En matière de santé, les hôpitaux sont faits pour guérir et non pour y trouver la mort. Alors, quand douze nourrissons décèdent entre les 7 et 8 mars, ce sont les experts et la justice qui doivent trancher. 

Lorsque la responsabilité d’un professionnel, d’un établissement, service ou organisme public est lié à un accident médical ou une infection nosocomiale, cela ouvre droit à la réparation des préjudices du patient. 

Le volet juridique de la réparation en cas d’infection nosocomiale

Présente lors de l’événement, Salma Mnif, maître-assistante à la faculté de Droit et Sciences politiques (Tunis-Manar) met l’accent sur le volet juridique de la réparation en cas d’infection nosocomiale pouvant surgir dans les établissements hospitaliers, aussi bien publics que privés.
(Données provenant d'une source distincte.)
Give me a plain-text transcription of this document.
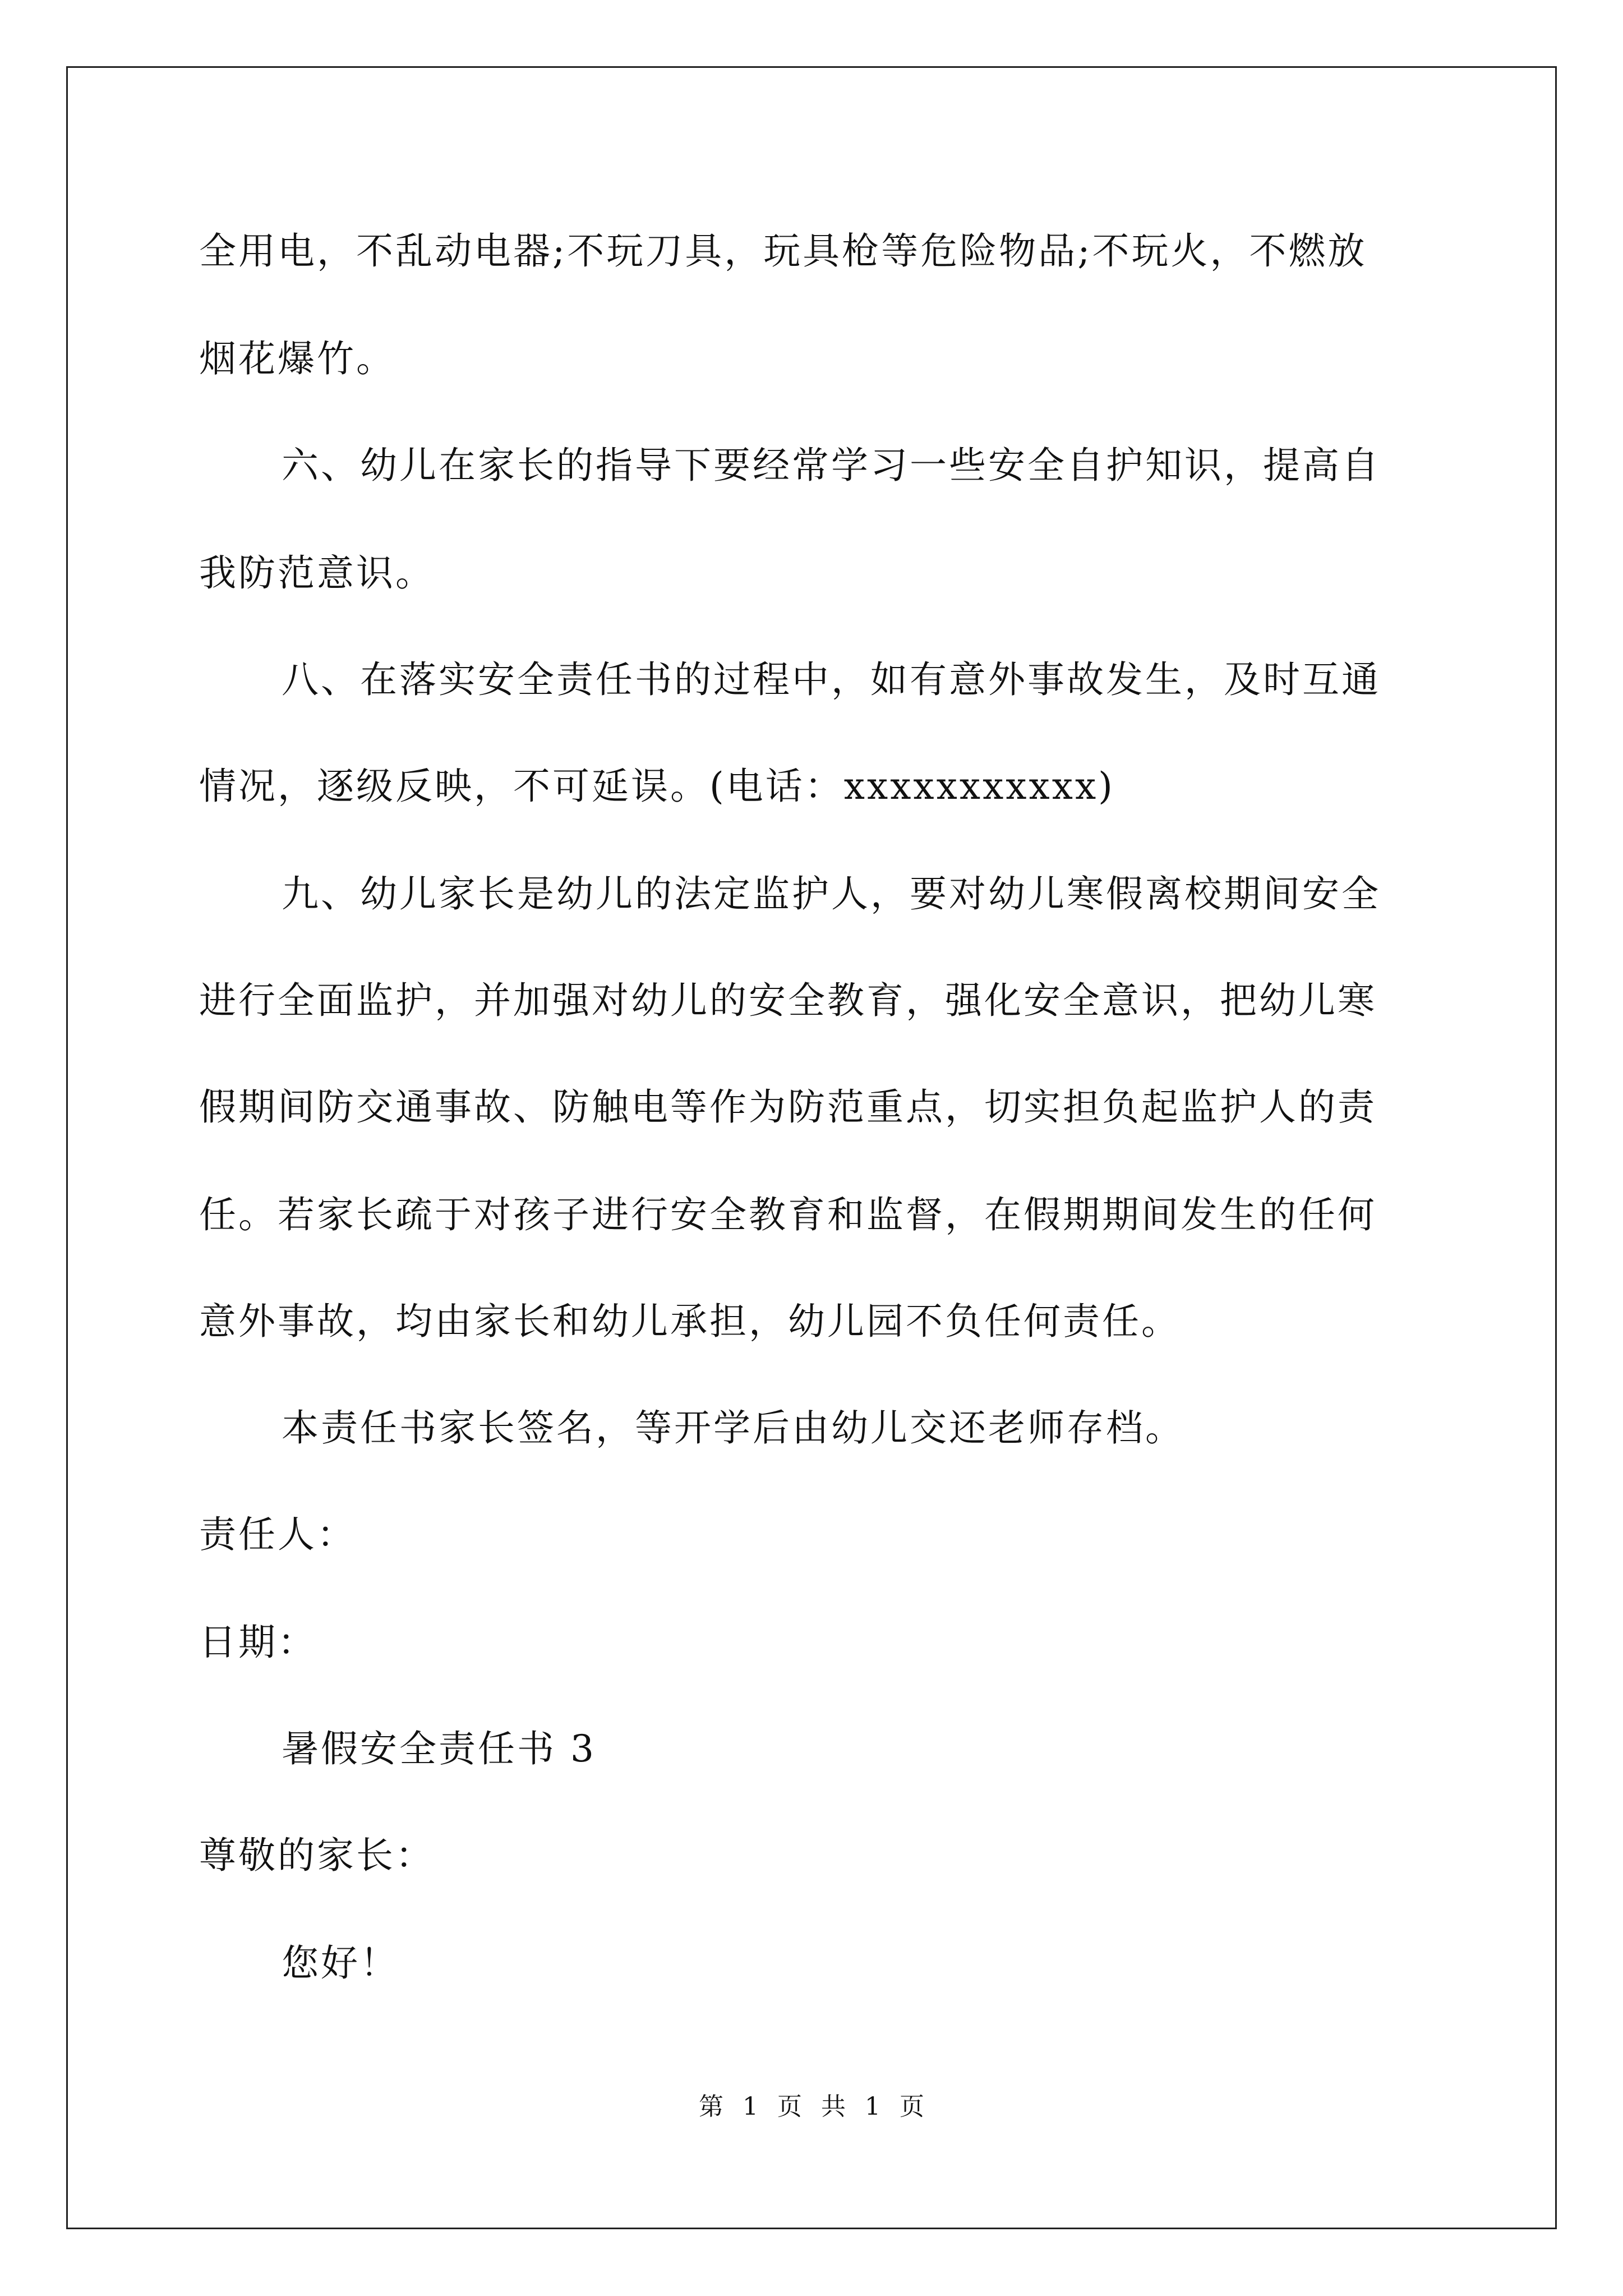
全用电，不乱动电器;不玩刀具，玩具枪等危险物品;不玩火，不燃放
烟花爆竹。
六、幼儿在家长的指导下要经常学习一些安全自护知识，提高自
我防范意识。
八、在落实安全责任书的过程中，如有意外事故发生，及时互通
情况，逐级反映，不可延误。(电话：xxxxxxxxxxx)
九、幼儿家长是幼儿的法定监护人，要对幼儿寒假离校期间安全
进行全面监护，并加强对幼儿的安全教育，强化安全意识，把幼儿寒
假期间防交通事故、防触电等作为防范重点，切实担负起监护人的责
任。若家长疏于对孩子进行安全教育和监督，在假期期间发生的任何
意外事故，均由家长和幼儿承担，幼儿园不负任何责任。
本责任书家长签名，等开学后由幼儿交还老师存档。
责任人：
日期：
暑假安全责任书 3
尊敬的家长：
您好！
第 1 页 共 1 页
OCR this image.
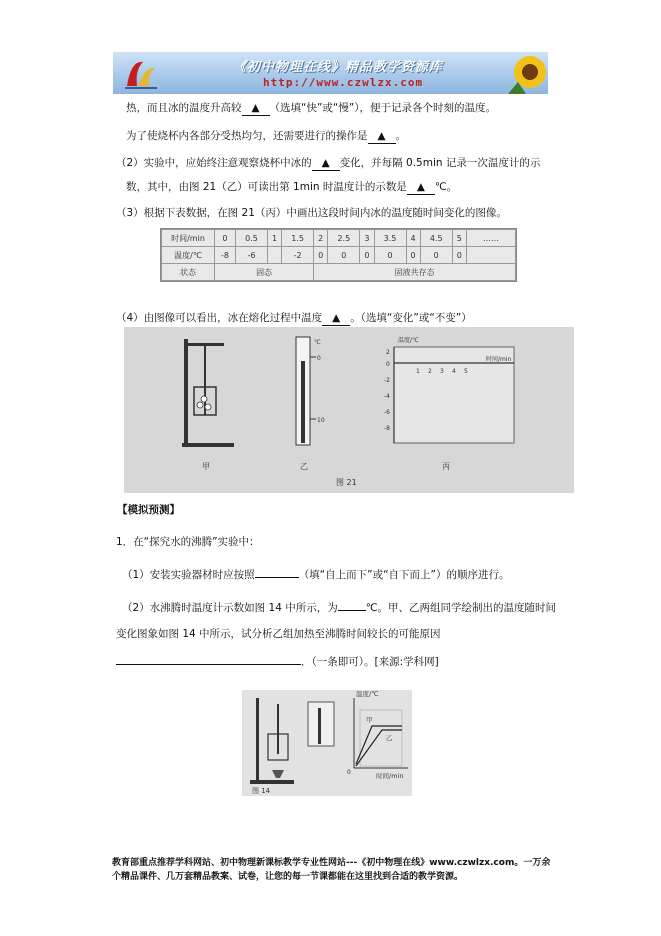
《初中物理在线》精品教学资源库
http://www.czwlzx.com
热，而且冰的温度升高较 ▲ （选填“快”或“慢”），便于记录各个时刻的温度。
为了使烧杯内各部分受热均匀，还需要进行的操作是 ▲ 。
（2）实验中，应始终注意观察烧杯中冰的 ▲ 变化，并每隔 0.5min 记录一次温度计的示
数，其中，由图 21（乙）可读出第 1min 时温度计的示数是 ▲ ℃。
（3）根据下表数据，在图 21（丙）中画出这段时间内冰的温度随时间变化的图像。
时间/min	0	0.5	1	1.5	2	2.5	3	3.5	4	4.5	5	……
温度/℃	-8	-6		-2	0	0	0	0	0	0	0	
状态	固态				固液共存态							
（4）由图像可以看出，冰在熔化过程中温度 ▲ 。（选填“变化”或“不变”）
甲
℃
0
10
乙
温度/℃
时间/min
1 2 3 4 5
2
0
-2
-4
-6
-8
丙
图 21
【模拟预测】
1．在“探究水的沸腾”实验中：
（1）安装实验器材时应按照	（填“自上而下”或“自下而上”）的顺序进行。
（2）水沸腾时温度计示数如图 14 中所示，为	℃。甲、乙两组同学绘制出的温度随时间
变化图象如图 14 中所示，试分析乙组加热至沸腾时间较长的可能原因
．（一条即可）。[来源:学科网]
温度/℃
时间/min
甲
乙
0
图 14
教育部重点推荐学科网站、初中物理新课标教学专业性网站---《初中物理在线》www.czwlzx.com。一万余个精品课件、几万套精品教案、试卷，让您的每一节课都能在这里找到合适的教学资源。
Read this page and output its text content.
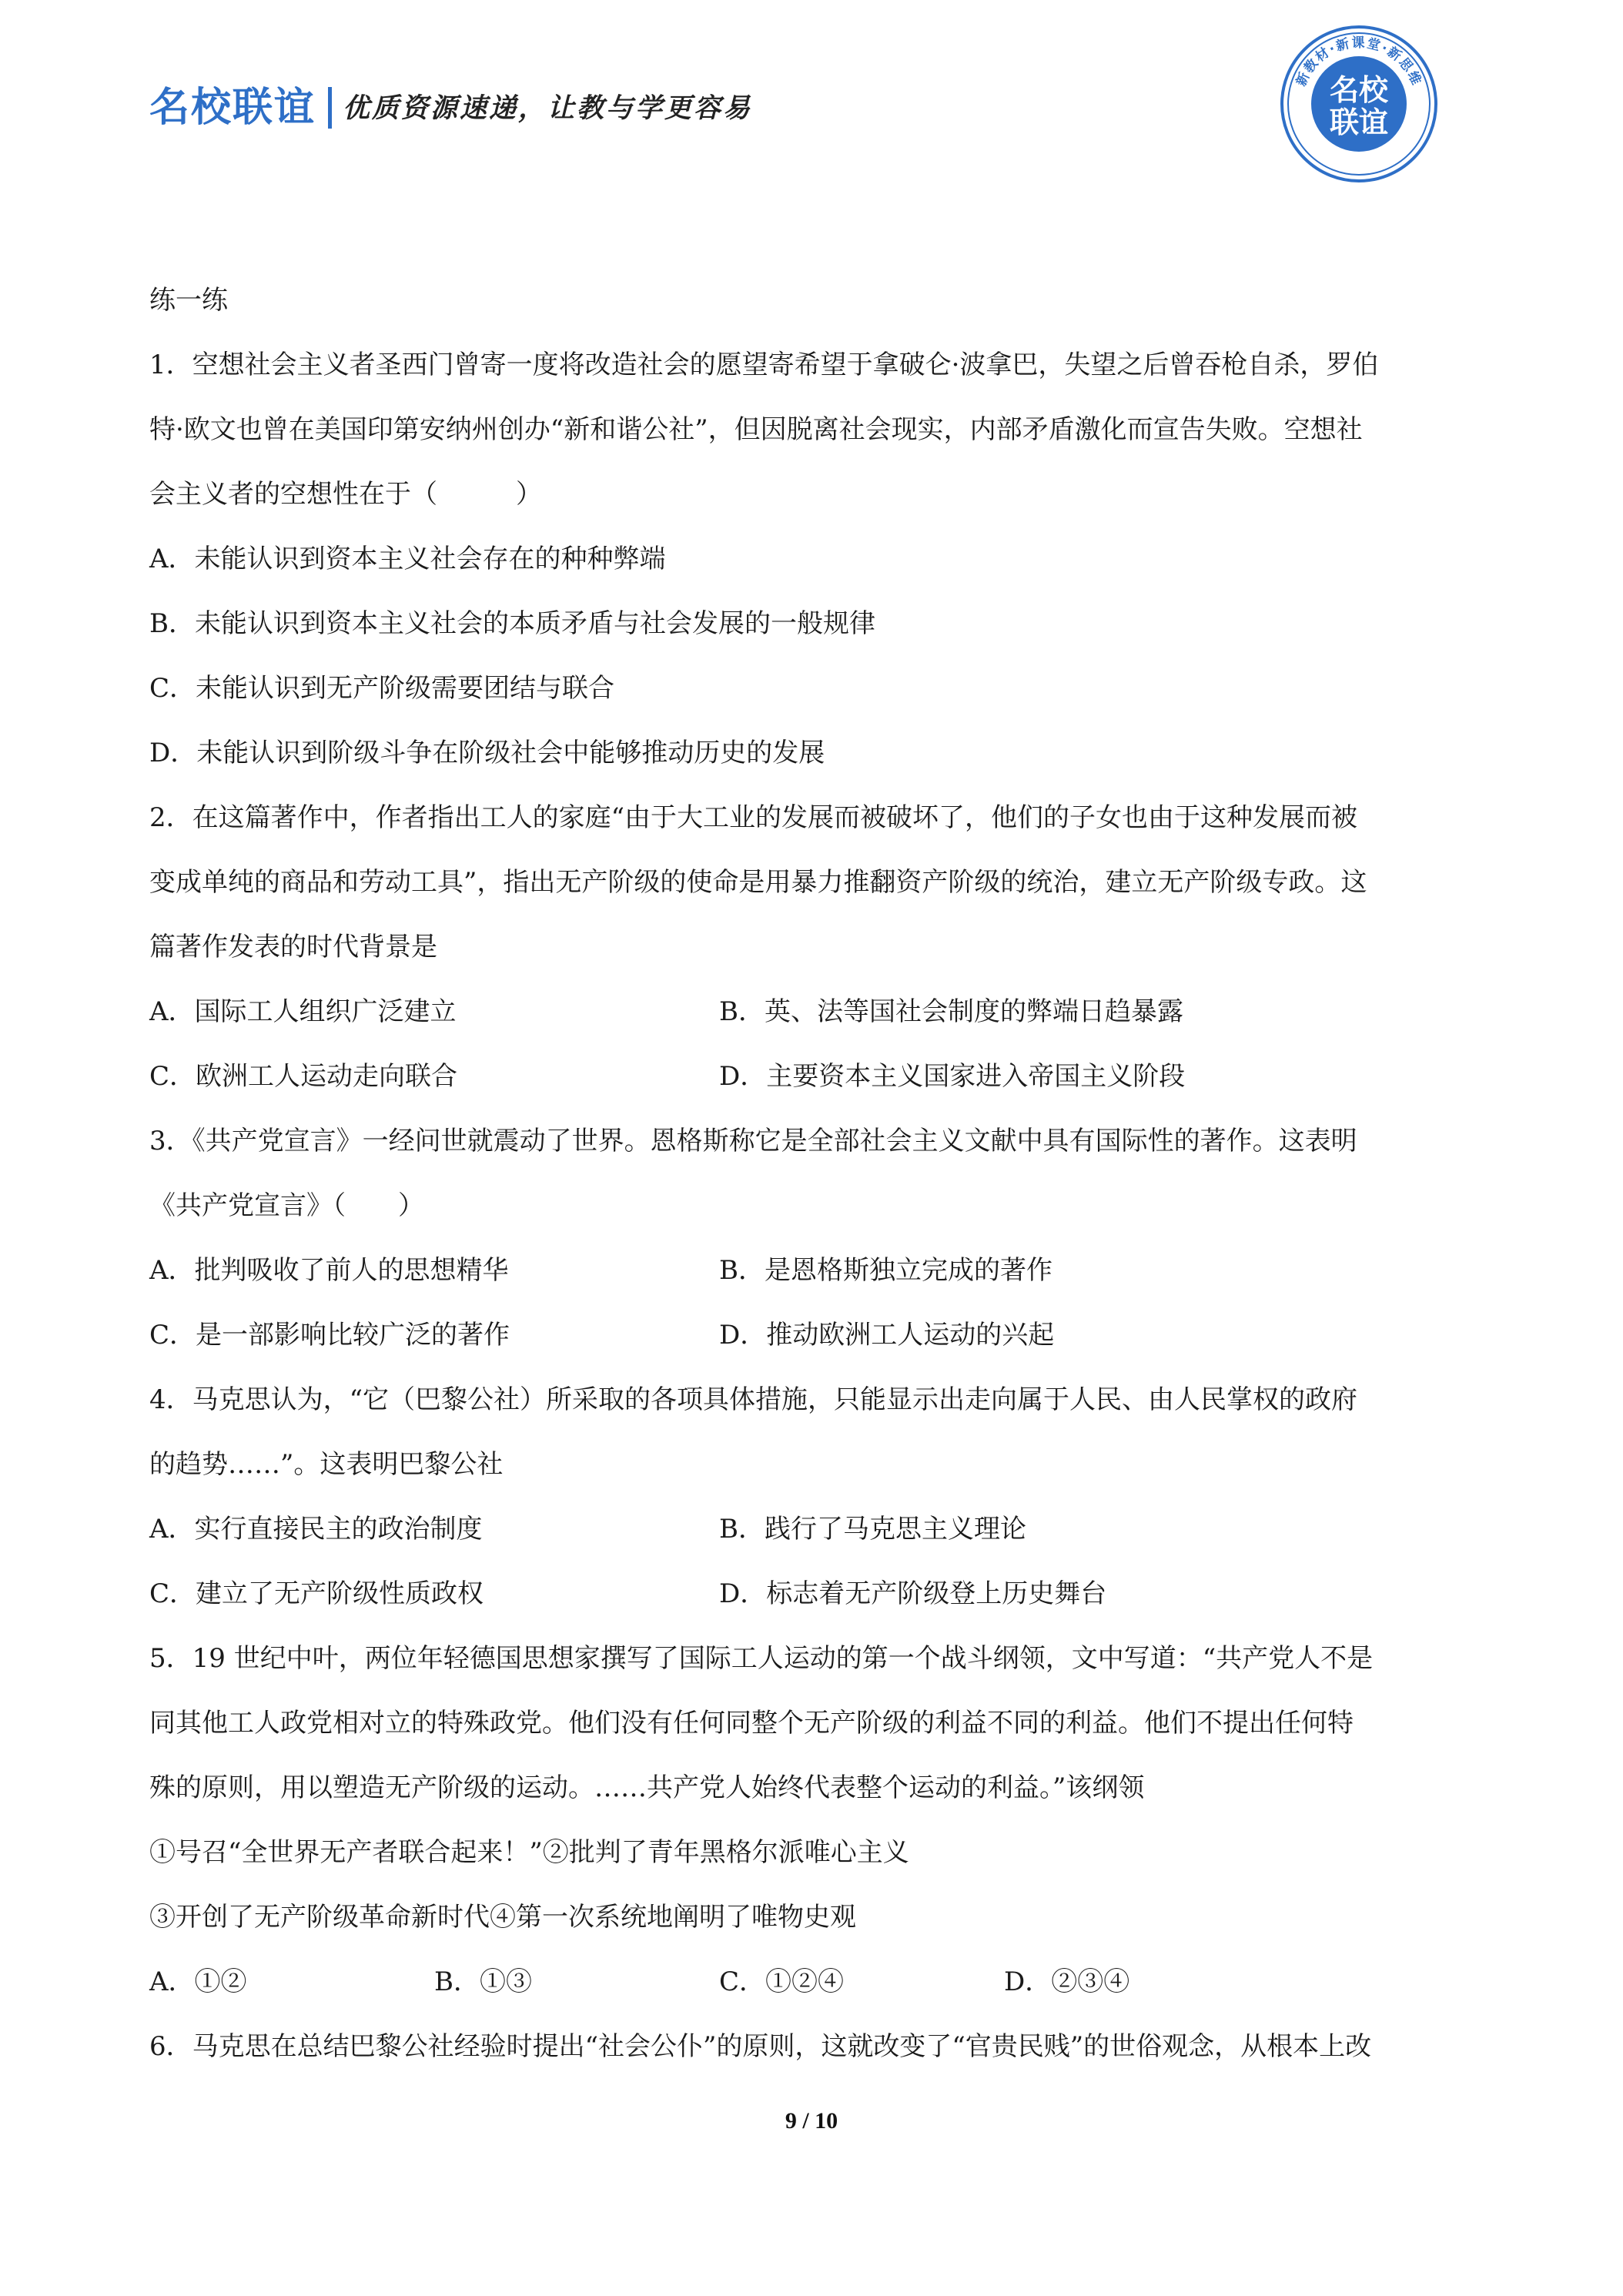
名校联谊 优质资源速递，让教与学更容易
新教材·新课堂·新思维
名校
联谊
练一练
1．空想社会主义者圣西门曾寄一度将改造社会的愿望寄希望于拿破仑·波拿巴，失望之后曾吞枪自杀，罗伯
特·欧文也曾在美国印第安纳州创办“新和谐公社”，但因脱离社会现实，内部矛盾激化而宣告失败。空想社
会主义者的空想性在于（　　　）
A．未能认识到资本主义社会存在的种种弊端
B．未能认识到资本主义社会的本质矛盾与社会发展的一般规律
C．未能认识到无产阶级需要团结与联合
D．未能认识到阶级斗争在阶级社会中能够推动历史的发展
2．在这篇著作中，作者指出工人的家庭“由于大工业的发展而被破坏了，他们的子女也由于这种发展而被
变成单纯的商品和劳动工具”，指出无产阶级的使命是用暴力推翻资产阶级的统治，建立无产阶级专政。这
篇著作发表的时代背景是
A．国际工人组织广泛建立	B．英、法等国社会制度的弊端日趋暴露
C．欧洲工人运动走向联合	D．主要资本主义国家进入帝国主义阶段
3．《共产党宣言》一经问世就震动了世界。恩格斯称它是全部社会主义文献中具有国际性的著作。这表明
《共产党宣言》（　　）
A．批判吸收了前人的思想精华	B．是恩格斯独立完成的著作
C．是一部影响比较广泛的著作	D．推动欧洲工人运动的兴起
4．马克思认为，“它（巴黎公社）所采取的各项具体措施，只能显示出走向属于人民、由人民掌权的政府
的趋势……”。这表明巴黎公社
A．实行直接民主的政治制度	B．践行了马克思主义理论
C．建立了无产阶级性质政权	D．标志着无产阶级登上历史舞台
5．19 世纪中叶，两位年轻德国思想家撰写了国际工人运动的第一个战斗纲领，文中写道：“共产党人不是
同其他工人政党相对立的特殊政党。他们没有任何同整个无产阶级的利益不同的利益。他们不提出任何特
殊的原则，用以塑造无产阶级的运动。……共产党人始终代表整个运动的利益。”该纲领
①号召“全世界无产者联合起来！”②批判了青年黑格尔派唯心主义
③开创了无产阶级革命新时代④第一次系统地阐明了唯物史观
A．①②	B．①③	C．①②④	D．②③④
6．马克思在总结巴黎公社经验时提出“社会公仆”的原则，这就改变了“官贵民贱”的世俗观念，从根本上改
9 / 10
Elle évoque dans ce contexte qu’au début la jurisprudence était beaucoup plus réservée, car cela exigeait de prouver la faute. Aujourd’hui, les conditions de réparation sont plus souples et claires. 

En effet, « le juge administratif considère que l’infection nosocomiale (liée aux soins, contractée au cours de l’hospitalisation) présume la faute de l’établissement hospitalier.  Ce n’est pas le rôle des proches du décédé ou du malade de prouver l’existence d’une faute. Mais c’est à l’administration de prouver son absence de faute pour dégager sa responsabilité », précise-t-elle.

Cela dit, demeure la question essentielle de savoir qui est responsable de cette tragédie. Serait-ce le ministère de la Santé ou l’Etat ?

A cette question, elle a répondu : « Il s’agit de tout un débat jurisprudentiel ayant connu trois phases administratives ». Selon elle, la responsabilité doit être divisée entre l’établissement hospitalier et l’Etat. Elle ajoute : « La responsabilité de l’Etat est engagée quand la faute est liée à la responsabilité de l’établissement hospitalier public. »

Citant l’affaire du sang contaminé (2002, 2004 et 2005) que la Tunisie a connue, la jurisprudence a évoqué d’ores et déjà la présomption de faute et une présomption de responsabilité. « Même si la réparation a pris des années pour obtenir gain de cause », réplique-t-elle. 

Pour sa part, Abdallah Guellali, avocat, universitaire, a mis l’accent sur l’importance de la réparation. Il déclare : « La justice pénale tranchera sur la question après le suivi de l’enquête ».

Enfin, rappelons que Sofiène Selliti, porte-parole du ministère public, a souligné dans une déclaration aux médias que le nombre des nourrissons décédés est désormais de 15.